Vaccine. 2021 Feb 22;39(8):1241-1247. doi: 10.1016/j.vaccine.2021.01.044. Epub 2021 Jan 20.
Without approved vaccines and specific treatments, COVID-19 is spreading around the world with above 26 million cases and approximately 864 thousand deaths until now. An efficacious and affordable vaccine is urgently needed. The Val308 - Gly548 of spike protein of SARS-CoV-2 linked with Gln830 - Glu843 of Tetanus toxoid (TT peptide) (designated as S1-4) and without TT peptide (designated as S1-5) were expressed and renatured. The antigenicity and immunogenicity of S1-4 were evaluated by Western Blotting (WB) in vitro and immune responses in mice, respectively. The protective efficiency was measured preliminarily by microneutralization assay (MN50). The soluble S1-4 and S1-5 protein was prepared to high homogeneity and purity. Adjuvanted with Alum, S1-4 protein stimulated a strong antibody response in immunized mice and caused a major Th2-type cellular immunity supplemented with Th1-type immunity. Furthermore, the immunized sera could protect the Vero E6 cells from SARS-CoV-2 infection with neutralizing antibody titer 256. Recombinant SARS-CoV-2 RBD with a built in T helper epitope could stimulate both strong humoral immunity supplemented with cellular immunity in mice, demonstrating that it could be a promising subunit vaccine candidate.
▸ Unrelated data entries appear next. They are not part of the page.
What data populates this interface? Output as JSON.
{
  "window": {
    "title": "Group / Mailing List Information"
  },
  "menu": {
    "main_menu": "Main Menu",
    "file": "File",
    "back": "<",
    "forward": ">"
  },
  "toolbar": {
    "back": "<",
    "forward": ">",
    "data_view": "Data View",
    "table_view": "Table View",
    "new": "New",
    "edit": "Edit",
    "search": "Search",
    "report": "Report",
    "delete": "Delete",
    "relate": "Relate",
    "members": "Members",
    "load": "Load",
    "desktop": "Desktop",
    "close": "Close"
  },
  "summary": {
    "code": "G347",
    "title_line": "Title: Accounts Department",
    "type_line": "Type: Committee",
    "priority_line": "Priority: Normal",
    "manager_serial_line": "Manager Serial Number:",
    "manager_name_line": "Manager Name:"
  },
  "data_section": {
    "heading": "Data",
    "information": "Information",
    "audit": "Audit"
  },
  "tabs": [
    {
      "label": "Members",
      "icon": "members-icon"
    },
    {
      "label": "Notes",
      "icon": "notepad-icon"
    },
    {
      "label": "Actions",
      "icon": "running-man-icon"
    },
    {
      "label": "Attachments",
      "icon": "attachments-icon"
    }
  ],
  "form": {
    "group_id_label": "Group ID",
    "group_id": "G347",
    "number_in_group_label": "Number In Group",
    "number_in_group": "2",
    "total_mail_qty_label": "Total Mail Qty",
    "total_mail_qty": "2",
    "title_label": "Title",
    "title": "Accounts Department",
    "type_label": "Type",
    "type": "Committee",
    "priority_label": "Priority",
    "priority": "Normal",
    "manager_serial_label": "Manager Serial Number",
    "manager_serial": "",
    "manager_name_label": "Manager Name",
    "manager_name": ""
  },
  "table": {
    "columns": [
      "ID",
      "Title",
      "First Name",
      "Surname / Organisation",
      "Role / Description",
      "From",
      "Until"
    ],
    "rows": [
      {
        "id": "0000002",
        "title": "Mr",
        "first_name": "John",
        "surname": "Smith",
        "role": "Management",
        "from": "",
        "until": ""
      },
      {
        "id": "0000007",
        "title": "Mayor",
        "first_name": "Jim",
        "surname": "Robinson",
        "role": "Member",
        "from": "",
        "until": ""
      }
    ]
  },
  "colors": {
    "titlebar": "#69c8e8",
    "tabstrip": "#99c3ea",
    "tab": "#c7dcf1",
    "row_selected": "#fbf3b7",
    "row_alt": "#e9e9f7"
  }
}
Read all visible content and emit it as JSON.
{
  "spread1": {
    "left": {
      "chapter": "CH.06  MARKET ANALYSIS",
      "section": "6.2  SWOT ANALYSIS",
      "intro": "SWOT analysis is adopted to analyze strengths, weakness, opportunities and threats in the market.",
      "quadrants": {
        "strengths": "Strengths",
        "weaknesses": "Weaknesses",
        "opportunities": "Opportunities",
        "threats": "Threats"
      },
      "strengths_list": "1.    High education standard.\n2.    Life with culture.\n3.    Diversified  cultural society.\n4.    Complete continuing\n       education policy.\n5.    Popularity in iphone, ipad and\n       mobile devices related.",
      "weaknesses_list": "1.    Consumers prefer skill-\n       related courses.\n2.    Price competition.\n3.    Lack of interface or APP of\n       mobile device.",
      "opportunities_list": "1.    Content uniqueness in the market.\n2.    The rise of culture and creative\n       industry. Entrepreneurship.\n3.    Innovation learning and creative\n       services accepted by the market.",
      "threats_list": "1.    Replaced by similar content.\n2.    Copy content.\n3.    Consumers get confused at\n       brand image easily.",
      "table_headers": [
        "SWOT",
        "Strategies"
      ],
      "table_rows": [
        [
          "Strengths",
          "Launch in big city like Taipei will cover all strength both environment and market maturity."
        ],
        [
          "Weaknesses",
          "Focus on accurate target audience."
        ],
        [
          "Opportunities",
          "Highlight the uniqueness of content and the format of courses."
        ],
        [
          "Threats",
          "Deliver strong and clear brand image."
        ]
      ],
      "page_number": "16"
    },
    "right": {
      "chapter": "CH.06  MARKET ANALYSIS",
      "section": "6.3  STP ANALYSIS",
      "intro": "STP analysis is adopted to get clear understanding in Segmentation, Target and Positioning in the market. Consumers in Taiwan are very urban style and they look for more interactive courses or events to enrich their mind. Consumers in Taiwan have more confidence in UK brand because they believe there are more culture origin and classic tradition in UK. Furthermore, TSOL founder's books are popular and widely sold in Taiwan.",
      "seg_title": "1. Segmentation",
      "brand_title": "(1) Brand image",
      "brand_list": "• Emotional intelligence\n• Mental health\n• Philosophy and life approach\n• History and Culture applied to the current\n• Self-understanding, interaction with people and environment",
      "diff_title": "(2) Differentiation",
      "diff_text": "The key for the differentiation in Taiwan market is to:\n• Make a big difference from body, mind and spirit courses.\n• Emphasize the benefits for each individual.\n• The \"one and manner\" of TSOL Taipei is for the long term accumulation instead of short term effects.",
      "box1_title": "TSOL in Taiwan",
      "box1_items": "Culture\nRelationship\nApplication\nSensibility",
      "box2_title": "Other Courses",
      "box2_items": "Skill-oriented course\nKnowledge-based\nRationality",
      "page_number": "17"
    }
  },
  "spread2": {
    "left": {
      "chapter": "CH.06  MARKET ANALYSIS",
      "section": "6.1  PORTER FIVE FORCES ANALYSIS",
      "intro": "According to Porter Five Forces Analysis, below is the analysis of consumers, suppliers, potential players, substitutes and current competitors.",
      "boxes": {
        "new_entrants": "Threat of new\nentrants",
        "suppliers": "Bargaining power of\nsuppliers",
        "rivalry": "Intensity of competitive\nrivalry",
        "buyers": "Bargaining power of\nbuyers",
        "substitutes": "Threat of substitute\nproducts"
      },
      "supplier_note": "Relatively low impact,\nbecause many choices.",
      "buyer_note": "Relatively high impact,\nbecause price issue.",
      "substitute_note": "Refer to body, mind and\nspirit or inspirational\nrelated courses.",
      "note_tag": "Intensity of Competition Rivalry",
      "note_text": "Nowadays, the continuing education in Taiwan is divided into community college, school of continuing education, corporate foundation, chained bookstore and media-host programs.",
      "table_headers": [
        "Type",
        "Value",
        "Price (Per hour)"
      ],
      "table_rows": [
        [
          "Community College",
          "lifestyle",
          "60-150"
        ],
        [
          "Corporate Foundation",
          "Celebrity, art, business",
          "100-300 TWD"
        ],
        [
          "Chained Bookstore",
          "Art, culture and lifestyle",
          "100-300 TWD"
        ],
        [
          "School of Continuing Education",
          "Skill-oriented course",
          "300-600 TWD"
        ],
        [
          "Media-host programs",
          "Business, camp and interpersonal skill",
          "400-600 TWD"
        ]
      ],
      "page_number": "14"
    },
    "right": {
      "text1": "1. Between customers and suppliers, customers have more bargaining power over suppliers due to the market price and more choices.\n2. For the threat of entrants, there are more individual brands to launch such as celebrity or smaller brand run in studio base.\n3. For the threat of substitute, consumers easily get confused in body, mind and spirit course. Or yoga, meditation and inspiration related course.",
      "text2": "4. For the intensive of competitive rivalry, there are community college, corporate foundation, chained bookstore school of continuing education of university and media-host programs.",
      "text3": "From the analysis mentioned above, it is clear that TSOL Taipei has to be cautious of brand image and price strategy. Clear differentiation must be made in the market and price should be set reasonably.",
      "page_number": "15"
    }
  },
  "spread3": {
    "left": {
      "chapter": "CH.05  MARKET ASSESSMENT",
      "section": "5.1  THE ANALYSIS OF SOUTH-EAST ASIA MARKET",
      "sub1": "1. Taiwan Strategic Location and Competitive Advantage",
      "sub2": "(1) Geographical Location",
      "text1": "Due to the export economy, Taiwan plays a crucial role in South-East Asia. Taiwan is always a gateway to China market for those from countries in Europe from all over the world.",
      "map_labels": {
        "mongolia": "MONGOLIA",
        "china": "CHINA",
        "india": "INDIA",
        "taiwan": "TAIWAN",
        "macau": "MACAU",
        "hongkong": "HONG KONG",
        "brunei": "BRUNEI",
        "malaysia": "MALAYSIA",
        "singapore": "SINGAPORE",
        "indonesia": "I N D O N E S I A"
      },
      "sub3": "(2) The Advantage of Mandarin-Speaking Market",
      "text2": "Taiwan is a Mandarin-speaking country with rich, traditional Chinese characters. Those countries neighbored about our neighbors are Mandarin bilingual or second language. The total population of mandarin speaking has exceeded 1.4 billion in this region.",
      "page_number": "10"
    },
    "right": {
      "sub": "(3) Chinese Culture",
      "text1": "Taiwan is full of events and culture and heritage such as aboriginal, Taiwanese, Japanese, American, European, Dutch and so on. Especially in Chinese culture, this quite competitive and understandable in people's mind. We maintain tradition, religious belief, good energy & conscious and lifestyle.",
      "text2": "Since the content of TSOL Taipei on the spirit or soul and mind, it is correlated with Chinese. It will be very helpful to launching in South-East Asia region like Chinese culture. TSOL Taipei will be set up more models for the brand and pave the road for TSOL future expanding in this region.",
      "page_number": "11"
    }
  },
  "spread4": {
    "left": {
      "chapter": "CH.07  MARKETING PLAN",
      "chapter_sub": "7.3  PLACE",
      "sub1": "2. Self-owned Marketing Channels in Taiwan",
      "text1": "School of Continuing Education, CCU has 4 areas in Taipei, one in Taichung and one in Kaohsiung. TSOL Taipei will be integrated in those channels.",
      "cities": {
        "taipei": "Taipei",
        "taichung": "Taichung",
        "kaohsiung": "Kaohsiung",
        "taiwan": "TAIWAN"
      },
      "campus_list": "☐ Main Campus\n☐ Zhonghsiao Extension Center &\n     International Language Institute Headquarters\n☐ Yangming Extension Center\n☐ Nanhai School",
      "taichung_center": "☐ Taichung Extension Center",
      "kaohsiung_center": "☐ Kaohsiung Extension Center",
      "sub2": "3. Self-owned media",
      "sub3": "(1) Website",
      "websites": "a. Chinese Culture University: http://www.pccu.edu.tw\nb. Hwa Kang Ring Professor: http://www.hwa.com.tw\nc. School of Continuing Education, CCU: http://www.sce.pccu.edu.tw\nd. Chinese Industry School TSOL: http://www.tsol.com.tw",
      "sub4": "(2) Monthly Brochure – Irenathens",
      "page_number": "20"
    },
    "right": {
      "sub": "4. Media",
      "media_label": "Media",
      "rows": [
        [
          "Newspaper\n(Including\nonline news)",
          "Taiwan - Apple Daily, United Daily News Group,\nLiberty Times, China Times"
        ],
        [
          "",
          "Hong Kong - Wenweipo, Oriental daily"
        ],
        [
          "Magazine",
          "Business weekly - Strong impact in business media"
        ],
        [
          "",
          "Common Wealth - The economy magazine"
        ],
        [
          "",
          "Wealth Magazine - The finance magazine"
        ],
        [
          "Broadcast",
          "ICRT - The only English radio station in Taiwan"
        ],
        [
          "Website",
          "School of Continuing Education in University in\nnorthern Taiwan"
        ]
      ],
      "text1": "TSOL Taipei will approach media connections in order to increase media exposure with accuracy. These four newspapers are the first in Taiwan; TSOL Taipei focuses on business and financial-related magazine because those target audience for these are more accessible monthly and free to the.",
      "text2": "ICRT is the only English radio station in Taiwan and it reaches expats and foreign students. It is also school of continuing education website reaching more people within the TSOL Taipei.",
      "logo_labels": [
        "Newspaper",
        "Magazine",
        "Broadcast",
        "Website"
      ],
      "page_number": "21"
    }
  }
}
截至目前,尚无经过批准的疫苗和特效疗法,全球新冠肺炎确诊病例已超过 2600 万例,死亡病例约 86.4 万例。目前急需研发出有效且可负担的疫苗。我们表达并复性了与破伤风类毒素(TT 肽)中 Gln830-Glu843 相连的 SARS-CoV-2 刺突蛋白的 Val308-Gly548(命名为 S1-4)和不含 TT 肽的 S1-5(命名为 S1-5)。我们分别通过 Western Blotting(WB)和小鼠免疫试验评估了 S1-4 的抗原性和免疫原性。通过微量中和试验(MN50)初步测定了保护效率。可溶性 S1-4 和 S1-5 蛋白高度均一且纯度较高。用 Alum 佐剂后,S1-4 蛋白在免疫小鼠中激发了强烈的抗体应答,并引起以 Th2 型细胞免疫为主、补充 Th1 型免疫的反应。此外,免疫血清能以中和抗体滴度 256 保护 Vero E6 细胞免受 SARS-CoV-2 感染。带有内置 T 辅助表位的重组 SARS-CoV-2 RBD 能在小鼠中刺激强烈的体液免疫和细胞免疫,表明它可能成为一种有前途的亚单位疫苗候选物。